Tuesday, March 24, 2015

The Day I Shamed My Grandpa Even in Death

My grandpa's doctor
With intense lucidity I recall the day my grandpap died. He was a veteran of the second World War, with a Purple Heart and countless stars. He rarely spoke of the war, but spoke ill of Hitler and the Nazi Party. Despite this he remained of sound mind and never lost focus. He never spoke ill of Germans or espoused any sort of xenophobic undertones, unlike the rest of his mates. I loved visiting his home where he lived alone on weekends and even had a room there. I preferred it to my parents house because I could dress goth and paint my fingernails black and wear boots.

He died as he was entering his 90s, just as the 90s were leaving us behind. I remember I was so pumped to see The Matrix that day. It's like I had a date with it. I wanted to look good for Keanu, so I even decided to shave my facial hair. I applied some shaving cream and let it soak in while I pomaded my hair and combed it aside with laser precision. First gone was my goatee, then my soulpatch. All left now was my excessive mustache. Deliberately I shaved, first the edges, as they tend to frill out near the corners of your mouth. First the left side, then the right. My ritual was interrupted by a shriek. I still recoil at the thought.

Sensing something terrible had happened, I immediately ran upstairs to console my shaking, floorbound grandpa who appeared to be having some kind of attack. He had hit the panic button on his Life Alert keychain and I brought him outside where an ambulance arrived in record time. Things were looking promising.

So we're riding in back of an ambulance at top speed with some EMTs tending to my granddad, they give him a shot to calm him. When things are someone settled they look at me and laugh because I still have shaving cream on my face and hand me a towel. Respectfully I clear the facial debris and they both look upon me with horror. I had a furry Hitler mustache. I tried to explain myself but was just at a loss for words. At this point, my grandpa opens his eyes and and looks over to me and screams, "No! I've dreamed of this for 50 years! Your Third Reich will not take me alive!" At this point he grabs at my collar before losing consciousness.

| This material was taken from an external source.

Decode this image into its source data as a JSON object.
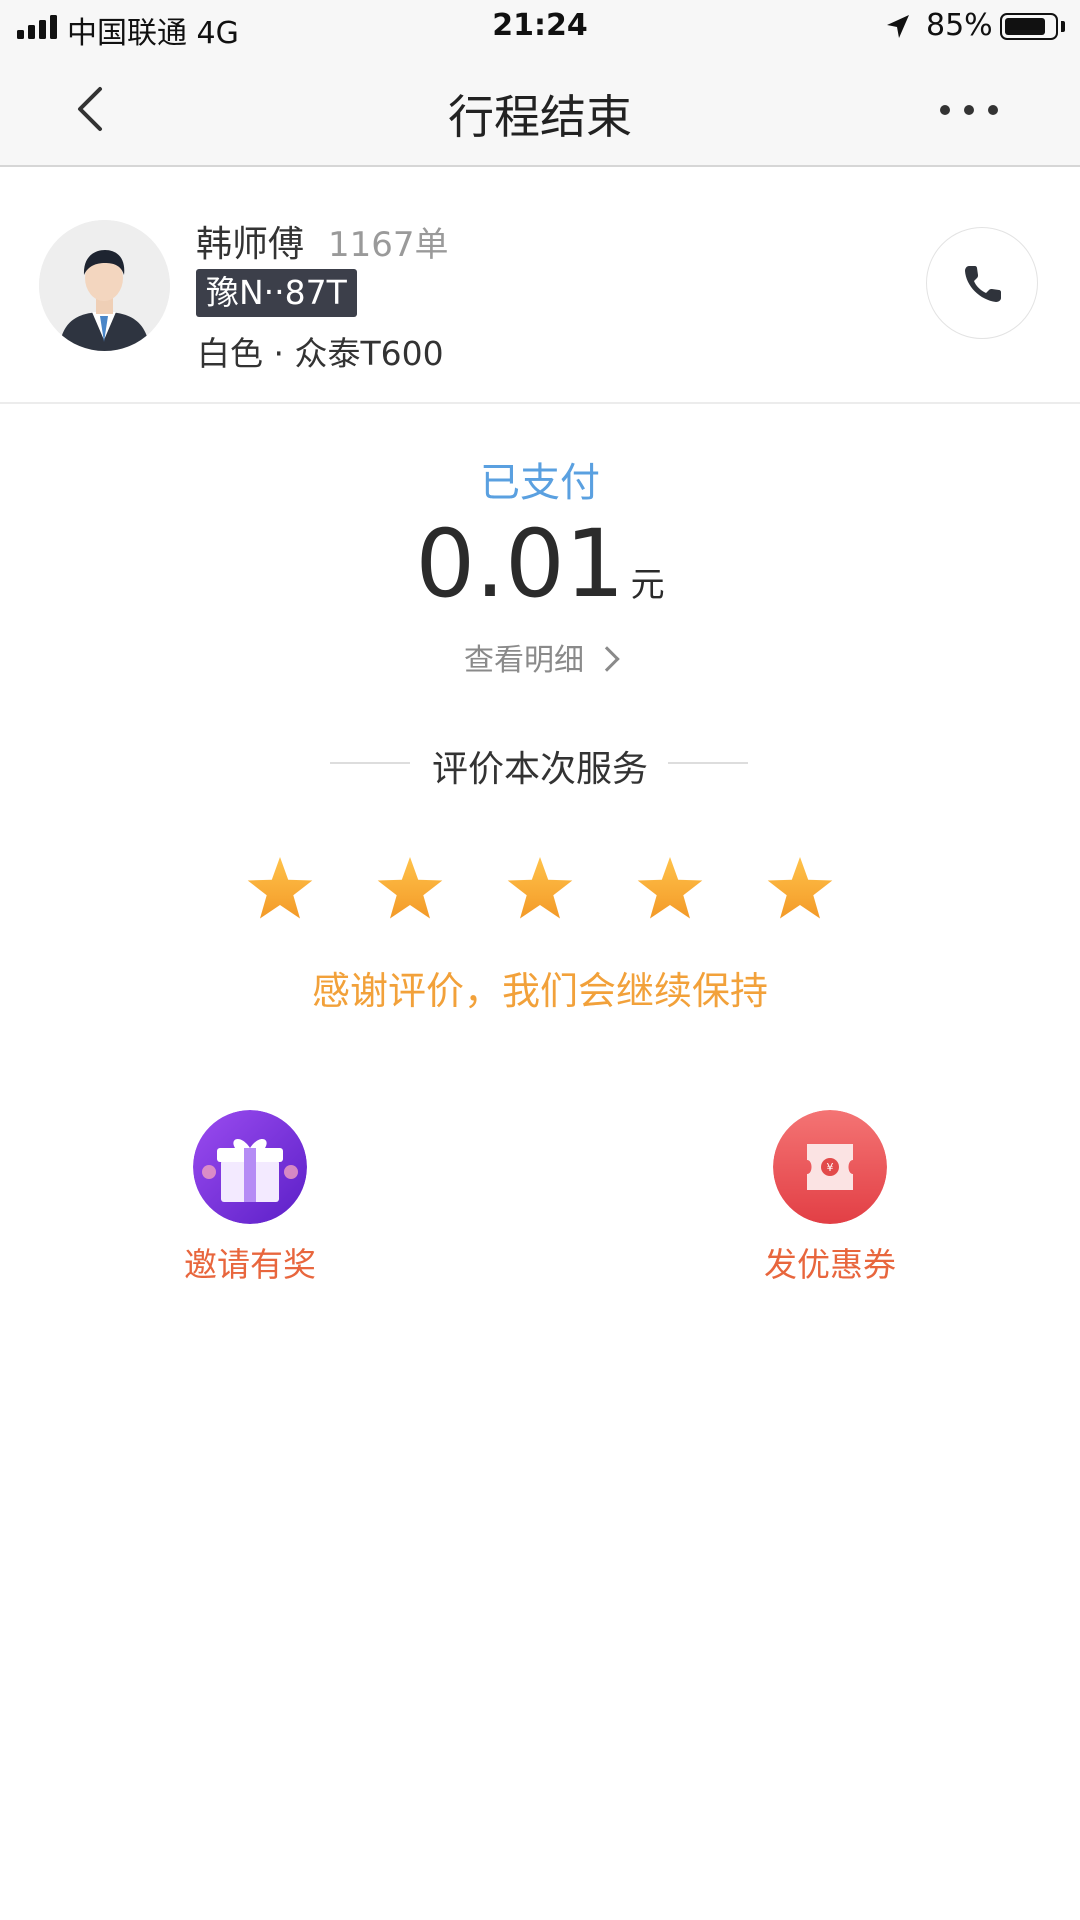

In the waiting room I'm met with dirty looks, stunned and ashamed. Luckily my Walkman had fresh batteries so I could distract myself from the moment and people's stares with a Rob Zombie mixtape. That's when Dr. Rothberg, a Jewish man, walks in the room. He looks at my face and his eyes widen in shock, before he tells me the worst news of my life. I hug him and start crying in what was surely a surreal moment for him.

At this point I'm crying and half screaming. I say, "I'm not the Hitler you guys think I am. This is a mistake. I'm a good person." I grab his stethoscope and put it in his ears and say, "Listen. Listen to me. Listen to my heart." I place the instrument above my chest. "It's out of rhythm, if it even beats at all anymore."

At this point Dr. Rothberg responds, "You have a completely normal heartbeat," and gestures for me to stop touching him. "If you have any more questions you can ask my assistant."

If you think the nightmare of that night was over, no. I had a long walk home after finding it impossible to heil a cab.